Winner of the Pulitzer Prize for Fiction 2023
Winner of the Women's Prize for Fiction 2023
Demon Copperhead: a boy born to a teenaged single mother in a single-wide trailer, with no assets beyond his dead father’s good looks and copper-colored hair, a caustic wit, and a fierce talent for survival. Demon befriends us on this, his journey through the modern perils of foster care, child labor, derelict schools, athletic success, addiction, disastrous loves, and crushing losses. Through all of it, he reckons with his own invisibility in a popular culture where even the superheroes have abandoned rural people in favor of cities.
Inspired by the unflinching truth-telling of David Copperfield, Kingsolver enlists Dickens’ anger and compassion, and above all, his faith in the transformative powers of a good story. Demon Copperhead gives voice to a new generation of lost boys, and all those born into beautiful, cursed places they can’t imagine leaving behind.
Barbara Kingsolver reimagines and recaptures the soul and spirit of Charles Dickens’ David Copperfield in her breathtaking new novel set in modern Southern Appalachia, USA. Damon (quickly nicknamed Demon) was never destined to live an easy life. Born to a single teenaged mother who lives in a trailer park with her abusive older boyfriend, he is only equipped with a few weapons in life: his dead father’s good looks, his devilish charm and a knack for survival. As the reader, you are constantly in awe as you watch Demon brave the dangers of foster care, child labour, drug addiction during an opioid epidemic, poverty and starvation.

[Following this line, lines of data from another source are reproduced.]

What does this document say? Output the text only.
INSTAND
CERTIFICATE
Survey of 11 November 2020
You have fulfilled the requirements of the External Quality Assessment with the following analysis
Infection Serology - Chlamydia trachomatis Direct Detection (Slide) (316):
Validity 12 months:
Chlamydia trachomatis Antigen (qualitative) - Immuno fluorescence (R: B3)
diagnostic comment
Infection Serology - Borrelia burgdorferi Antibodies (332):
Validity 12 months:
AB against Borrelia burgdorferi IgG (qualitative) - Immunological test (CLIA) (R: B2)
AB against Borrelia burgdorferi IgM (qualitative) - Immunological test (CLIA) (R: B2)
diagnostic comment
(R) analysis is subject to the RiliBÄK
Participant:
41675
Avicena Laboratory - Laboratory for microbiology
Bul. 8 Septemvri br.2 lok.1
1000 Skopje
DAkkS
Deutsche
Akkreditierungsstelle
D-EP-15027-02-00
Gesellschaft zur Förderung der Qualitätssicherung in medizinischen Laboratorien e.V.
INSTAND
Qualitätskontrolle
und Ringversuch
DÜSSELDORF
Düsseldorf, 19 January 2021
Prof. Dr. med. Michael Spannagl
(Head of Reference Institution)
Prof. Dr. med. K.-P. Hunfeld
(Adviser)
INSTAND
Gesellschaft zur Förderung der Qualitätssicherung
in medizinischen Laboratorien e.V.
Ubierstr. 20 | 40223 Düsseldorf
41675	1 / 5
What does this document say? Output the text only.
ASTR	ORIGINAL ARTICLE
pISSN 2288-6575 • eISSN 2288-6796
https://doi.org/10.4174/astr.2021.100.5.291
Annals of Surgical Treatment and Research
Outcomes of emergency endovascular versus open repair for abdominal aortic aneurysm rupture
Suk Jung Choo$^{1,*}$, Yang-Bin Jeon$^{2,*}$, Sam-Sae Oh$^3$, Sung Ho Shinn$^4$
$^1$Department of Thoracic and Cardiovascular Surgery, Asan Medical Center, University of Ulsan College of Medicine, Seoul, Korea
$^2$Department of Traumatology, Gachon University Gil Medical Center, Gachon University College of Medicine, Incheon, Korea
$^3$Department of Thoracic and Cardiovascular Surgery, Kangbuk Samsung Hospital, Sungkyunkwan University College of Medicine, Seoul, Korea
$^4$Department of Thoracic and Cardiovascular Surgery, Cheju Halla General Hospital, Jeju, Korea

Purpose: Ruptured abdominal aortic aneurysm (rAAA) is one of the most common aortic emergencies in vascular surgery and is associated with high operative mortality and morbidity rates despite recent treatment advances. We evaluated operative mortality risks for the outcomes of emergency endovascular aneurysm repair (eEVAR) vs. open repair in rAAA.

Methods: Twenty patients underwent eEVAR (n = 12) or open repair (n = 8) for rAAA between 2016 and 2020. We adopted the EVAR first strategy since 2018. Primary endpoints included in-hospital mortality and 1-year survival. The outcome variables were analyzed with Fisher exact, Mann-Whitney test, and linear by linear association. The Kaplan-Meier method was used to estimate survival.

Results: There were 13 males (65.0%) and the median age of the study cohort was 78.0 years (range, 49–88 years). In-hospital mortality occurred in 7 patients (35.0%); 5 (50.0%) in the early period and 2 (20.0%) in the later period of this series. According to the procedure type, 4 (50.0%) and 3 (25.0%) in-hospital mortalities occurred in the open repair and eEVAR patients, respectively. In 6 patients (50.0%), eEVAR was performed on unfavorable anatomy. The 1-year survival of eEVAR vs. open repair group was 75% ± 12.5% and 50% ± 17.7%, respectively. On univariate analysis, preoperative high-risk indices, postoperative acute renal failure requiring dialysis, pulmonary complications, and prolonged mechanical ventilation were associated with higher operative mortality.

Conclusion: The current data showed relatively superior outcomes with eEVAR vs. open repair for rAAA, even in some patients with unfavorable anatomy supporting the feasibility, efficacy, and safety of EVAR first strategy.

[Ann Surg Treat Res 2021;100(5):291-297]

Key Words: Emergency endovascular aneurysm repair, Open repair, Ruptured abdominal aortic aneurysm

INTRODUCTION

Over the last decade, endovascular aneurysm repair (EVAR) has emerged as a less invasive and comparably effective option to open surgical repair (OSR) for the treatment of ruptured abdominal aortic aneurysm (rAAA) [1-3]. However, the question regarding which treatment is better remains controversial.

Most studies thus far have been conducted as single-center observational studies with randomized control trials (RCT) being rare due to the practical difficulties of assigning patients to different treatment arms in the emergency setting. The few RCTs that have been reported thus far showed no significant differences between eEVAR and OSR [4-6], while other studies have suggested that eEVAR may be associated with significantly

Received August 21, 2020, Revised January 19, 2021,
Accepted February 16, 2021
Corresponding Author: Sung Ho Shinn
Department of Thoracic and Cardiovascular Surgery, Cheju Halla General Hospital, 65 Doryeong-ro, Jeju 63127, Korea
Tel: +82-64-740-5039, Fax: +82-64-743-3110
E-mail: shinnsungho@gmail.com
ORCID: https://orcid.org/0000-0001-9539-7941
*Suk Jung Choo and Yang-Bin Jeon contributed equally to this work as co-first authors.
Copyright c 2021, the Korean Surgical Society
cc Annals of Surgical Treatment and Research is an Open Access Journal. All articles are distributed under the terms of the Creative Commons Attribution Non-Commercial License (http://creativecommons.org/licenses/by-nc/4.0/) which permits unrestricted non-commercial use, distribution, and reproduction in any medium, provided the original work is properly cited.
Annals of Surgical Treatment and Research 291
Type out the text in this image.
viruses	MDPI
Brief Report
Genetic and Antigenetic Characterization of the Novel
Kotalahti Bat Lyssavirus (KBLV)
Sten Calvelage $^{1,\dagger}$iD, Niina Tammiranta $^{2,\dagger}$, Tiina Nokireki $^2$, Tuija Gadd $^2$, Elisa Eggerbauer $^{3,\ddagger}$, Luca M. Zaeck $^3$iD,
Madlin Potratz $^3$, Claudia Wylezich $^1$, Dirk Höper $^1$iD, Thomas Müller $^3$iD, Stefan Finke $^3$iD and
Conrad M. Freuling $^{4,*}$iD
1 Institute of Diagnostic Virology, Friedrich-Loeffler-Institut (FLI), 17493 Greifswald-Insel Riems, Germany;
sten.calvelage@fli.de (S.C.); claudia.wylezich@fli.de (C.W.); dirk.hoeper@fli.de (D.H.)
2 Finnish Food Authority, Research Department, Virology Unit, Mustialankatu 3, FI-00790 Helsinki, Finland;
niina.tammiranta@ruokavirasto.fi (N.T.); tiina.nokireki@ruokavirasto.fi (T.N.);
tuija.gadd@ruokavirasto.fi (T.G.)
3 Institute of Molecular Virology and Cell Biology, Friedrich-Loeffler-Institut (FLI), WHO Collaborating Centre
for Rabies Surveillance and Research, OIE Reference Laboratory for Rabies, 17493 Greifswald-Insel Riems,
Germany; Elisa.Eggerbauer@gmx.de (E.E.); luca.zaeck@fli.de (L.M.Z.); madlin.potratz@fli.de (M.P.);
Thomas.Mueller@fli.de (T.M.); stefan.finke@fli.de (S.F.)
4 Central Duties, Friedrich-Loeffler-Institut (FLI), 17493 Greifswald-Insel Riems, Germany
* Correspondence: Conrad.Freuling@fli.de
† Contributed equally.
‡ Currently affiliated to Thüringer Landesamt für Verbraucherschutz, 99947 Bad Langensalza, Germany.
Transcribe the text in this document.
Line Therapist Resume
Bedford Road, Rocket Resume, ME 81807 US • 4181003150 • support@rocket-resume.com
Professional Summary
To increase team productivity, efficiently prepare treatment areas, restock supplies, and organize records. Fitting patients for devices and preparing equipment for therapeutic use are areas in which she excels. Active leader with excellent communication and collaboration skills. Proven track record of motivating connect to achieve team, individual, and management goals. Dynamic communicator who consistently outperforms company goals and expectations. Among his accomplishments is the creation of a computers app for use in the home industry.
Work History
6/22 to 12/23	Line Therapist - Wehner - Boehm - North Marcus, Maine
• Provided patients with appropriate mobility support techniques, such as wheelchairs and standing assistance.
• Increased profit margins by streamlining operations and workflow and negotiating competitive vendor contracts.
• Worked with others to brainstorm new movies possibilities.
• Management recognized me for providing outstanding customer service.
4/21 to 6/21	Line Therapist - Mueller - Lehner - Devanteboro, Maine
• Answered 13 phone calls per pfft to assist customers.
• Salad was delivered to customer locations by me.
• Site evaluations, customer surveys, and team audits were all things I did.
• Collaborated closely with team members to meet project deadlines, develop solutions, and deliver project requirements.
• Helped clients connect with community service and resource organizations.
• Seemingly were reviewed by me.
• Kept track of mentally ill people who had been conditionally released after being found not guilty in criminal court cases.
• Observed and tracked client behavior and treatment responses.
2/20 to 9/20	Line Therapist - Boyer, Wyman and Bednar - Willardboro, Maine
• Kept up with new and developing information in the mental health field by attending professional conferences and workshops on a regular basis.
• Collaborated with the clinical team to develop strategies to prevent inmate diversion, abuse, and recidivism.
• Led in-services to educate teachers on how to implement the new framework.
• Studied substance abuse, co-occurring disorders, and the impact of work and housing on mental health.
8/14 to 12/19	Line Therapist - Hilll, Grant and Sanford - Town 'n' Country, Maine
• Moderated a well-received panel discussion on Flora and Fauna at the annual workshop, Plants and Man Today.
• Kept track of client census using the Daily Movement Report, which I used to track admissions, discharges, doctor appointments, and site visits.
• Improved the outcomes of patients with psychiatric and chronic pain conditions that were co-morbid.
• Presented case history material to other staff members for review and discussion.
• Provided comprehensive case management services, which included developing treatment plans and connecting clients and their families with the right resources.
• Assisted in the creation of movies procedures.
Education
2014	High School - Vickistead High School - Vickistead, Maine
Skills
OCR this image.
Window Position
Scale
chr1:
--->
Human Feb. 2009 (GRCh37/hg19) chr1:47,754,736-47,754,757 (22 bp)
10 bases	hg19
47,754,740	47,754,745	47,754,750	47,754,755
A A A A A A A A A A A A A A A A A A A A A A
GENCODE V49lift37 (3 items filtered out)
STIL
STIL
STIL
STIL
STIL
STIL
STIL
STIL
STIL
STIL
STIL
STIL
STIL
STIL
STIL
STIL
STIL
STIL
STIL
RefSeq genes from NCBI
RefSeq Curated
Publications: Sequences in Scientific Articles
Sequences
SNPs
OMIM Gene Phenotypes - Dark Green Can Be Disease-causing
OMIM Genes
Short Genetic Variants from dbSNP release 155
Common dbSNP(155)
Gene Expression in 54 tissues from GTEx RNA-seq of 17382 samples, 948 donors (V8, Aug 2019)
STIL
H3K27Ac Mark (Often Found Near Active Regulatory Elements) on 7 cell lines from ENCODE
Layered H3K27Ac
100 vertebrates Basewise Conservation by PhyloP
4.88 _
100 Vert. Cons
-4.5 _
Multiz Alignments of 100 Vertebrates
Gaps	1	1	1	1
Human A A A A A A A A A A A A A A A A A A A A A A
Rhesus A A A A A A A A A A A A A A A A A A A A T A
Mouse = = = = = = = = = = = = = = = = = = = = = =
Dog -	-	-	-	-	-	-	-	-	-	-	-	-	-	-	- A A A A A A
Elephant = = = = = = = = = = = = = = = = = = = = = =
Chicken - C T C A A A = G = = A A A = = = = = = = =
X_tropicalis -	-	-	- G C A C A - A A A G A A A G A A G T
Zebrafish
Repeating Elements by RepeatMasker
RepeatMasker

Because of his rough childhood, Demon has had to grow up quicker to survive. His view of the world is more jaded than the other children around him, and his brain is sharpened with lightning-speed cunning and wit. But it is admirable seeing how his heart has not hardened, softening for the friends he makes, the sweethearts he falls for, and the strangers he meets along the way who unexpectedly help banish the demons in his life.
Demon’s story is plagued with tragedies, some scenes so unbearably sad and harrowing one cannot imagine how someone as young as he could keep going. But he talks through his experiences to the reader in a conversational manner, bringing a mischievous magnetism and wily sense of humour that warms your heart and imprints the character in your brain long after putting down the book. He is a hero worth rooting for.
Dickens called David Copperfield his ‘favourite child’, and I personally believe that he would have been proud to see Kingsolver’s unforgettable epic, and perhaps would have even called it his ‘favourite grandchild’. It is a wondrous coming-of-age story worthy of comparison to its inspiration.